InsideHoops.com editor says: I’m assuming this is as nonguaranteed as a contract can get. Also, the Knicks don’t actually need Houston, since right now the best guard on the team who doesn’t seem likely to be waived or traded anytime soon is shooting guard Jamal Crawford. They need to clean house and move big contracts that aren’t expiring in the next season or two away. On the positive side, fans really like Houston (”H20″) and seeing him around, even briefly, is cool. He can wave at them a bit, and stuff. And, here’s more on the news:
Originally retiring on Oct. 17, 2005 following training camp three seasons ago, Houston is the team’s fourth leading scorer in franchise history during the regular season (11,165) and eighth leading scorer during the playoffs (1,139). Only NBA legends Patrick Ewing, Walt “Clyde” Frazier and Willis Reed have scored more points during their regular season careers with the orange and blue. On Oct. 4, 1999, he was named a team captain, and held that title for six seasons.
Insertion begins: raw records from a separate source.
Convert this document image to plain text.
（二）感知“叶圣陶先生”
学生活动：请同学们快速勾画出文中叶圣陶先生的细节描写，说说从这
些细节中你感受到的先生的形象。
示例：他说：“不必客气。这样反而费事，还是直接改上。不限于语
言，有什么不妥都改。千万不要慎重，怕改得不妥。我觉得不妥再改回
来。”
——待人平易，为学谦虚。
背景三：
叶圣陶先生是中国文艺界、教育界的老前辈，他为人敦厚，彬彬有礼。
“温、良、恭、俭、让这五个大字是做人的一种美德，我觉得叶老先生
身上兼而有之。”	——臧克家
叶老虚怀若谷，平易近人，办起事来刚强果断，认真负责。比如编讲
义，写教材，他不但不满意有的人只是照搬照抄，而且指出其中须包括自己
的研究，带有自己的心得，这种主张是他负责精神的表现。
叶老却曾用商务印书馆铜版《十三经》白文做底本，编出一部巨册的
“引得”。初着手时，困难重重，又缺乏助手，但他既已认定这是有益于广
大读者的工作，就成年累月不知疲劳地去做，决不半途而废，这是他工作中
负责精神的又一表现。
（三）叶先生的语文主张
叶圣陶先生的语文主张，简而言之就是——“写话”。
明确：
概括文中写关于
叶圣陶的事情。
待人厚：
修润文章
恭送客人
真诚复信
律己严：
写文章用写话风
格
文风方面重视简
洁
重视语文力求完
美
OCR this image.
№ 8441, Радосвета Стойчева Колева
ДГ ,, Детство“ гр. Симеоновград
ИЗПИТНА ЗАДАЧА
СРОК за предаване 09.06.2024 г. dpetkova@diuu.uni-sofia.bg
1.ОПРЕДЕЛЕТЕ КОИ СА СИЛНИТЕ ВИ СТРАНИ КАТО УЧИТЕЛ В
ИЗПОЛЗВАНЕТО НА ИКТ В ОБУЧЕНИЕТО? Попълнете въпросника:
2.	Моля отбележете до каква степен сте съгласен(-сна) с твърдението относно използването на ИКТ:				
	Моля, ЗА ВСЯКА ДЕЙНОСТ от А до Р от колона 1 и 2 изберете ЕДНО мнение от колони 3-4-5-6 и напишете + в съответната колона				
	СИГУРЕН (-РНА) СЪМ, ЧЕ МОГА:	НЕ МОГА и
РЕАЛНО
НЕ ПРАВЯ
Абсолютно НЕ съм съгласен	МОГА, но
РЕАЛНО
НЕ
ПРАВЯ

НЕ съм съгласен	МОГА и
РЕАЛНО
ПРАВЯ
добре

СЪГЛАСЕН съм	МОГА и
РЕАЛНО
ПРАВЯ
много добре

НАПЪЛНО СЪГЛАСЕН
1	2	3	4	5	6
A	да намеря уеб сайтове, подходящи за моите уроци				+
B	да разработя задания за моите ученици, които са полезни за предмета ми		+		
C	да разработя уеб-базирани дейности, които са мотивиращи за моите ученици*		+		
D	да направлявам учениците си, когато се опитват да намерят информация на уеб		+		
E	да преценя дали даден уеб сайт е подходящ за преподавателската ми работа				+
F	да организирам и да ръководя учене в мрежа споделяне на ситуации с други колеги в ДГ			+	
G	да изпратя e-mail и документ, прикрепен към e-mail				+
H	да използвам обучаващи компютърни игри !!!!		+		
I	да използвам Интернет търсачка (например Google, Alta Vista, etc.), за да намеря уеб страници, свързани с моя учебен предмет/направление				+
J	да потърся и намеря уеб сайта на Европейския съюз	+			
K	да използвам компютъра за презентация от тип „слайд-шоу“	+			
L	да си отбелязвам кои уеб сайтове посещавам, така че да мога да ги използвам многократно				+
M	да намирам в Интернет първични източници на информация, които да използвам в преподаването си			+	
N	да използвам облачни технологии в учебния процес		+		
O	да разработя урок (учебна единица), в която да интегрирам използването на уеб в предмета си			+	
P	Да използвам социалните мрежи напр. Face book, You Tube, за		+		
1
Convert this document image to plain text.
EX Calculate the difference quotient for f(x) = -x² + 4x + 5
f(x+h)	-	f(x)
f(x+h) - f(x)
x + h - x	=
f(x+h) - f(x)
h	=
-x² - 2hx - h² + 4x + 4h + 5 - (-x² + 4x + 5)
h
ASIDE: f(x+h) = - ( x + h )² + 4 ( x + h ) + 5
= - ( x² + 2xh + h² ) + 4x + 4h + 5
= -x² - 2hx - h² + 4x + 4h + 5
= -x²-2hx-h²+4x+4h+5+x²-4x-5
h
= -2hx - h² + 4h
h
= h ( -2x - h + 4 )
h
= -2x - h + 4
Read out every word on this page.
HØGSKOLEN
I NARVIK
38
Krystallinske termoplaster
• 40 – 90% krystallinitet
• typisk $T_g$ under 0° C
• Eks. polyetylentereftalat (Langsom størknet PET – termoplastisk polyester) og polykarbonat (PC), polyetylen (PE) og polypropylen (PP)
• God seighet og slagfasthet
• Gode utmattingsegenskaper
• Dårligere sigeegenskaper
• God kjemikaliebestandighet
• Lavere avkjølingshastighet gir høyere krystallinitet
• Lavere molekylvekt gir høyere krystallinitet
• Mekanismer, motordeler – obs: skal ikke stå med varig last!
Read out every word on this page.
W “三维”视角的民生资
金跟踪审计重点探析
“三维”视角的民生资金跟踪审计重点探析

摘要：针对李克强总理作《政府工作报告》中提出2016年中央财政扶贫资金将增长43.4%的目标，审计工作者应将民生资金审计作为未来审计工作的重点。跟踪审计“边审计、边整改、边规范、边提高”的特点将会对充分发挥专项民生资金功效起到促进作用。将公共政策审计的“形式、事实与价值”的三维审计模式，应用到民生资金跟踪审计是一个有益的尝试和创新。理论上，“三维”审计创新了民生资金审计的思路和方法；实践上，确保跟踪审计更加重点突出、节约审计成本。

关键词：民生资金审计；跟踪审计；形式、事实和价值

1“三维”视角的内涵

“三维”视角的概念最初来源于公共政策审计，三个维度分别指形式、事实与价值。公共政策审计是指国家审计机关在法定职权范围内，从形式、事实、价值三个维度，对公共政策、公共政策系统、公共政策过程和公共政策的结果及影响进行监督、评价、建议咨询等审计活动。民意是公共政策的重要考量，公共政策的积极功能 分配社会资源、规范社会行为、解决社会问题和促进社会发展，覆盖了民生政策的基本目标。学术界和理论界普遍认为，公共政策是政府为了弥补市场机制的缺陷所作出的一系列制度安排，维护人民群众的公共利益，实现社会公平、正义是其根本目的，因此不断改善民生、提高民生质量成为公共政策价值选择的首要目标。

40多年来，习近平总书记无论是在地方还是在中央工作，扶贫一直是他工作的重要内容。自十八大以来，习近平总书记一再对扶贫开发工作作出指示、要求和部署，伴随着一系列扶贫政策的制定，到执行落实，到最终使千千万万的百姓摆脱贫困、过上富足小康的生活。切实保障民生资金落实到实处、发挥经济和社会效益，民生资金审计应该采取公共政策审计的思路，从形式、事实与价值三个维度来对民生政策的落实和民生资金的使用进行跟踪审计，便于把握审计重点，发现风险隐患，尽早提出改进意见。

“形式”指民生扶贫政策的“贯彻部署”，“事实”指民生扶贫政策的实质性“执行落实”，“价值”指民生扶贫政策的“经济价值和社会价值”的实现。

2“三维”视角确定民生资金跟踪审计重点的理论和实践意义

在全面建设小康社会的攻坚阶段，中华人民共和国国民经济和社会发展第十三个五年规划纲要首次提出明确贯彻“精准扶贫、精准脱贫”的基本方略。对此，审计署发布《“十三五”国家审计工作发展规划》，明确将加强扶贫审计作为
He was selected to be a member of the 2000 and 2001 NBA All-Star teams and was a member of the Gold medal-winning United States team at the 2000 Summer Olympic Games in Sydney.
On May 16, 1999, the Louisville, KY native authored one of the most memorable shots in club history with a game-winning runner at Miami in the closing seconds of Game Five in the first round of the 1999 NBA Playoffs. After defeating the Heat, the Knicks went on to defeat the Atlanta Hawks in the conference semifinals and Indiana Pacers in the conference finals to make their first NBA Finals appearance since 1994.
Recognized for his work through the “Father Knows Best” program offered under the Allan Houston Legacy Foundation, Houston was recently named as the national spokesman for the National Fatherhood Initiative. Houston will be wearing jersey No. 14 in honor of his father, Wade, one of the first African-American basketball players at the University of Louisville.
“My father has been a great model of a man, and hopefully I can continue to carry what he taught me back to the court with the Knicks. Off the court, this is also symbolic to encourage men to be committed fathers as their role remains one of the most important factors in the lives of our youth.”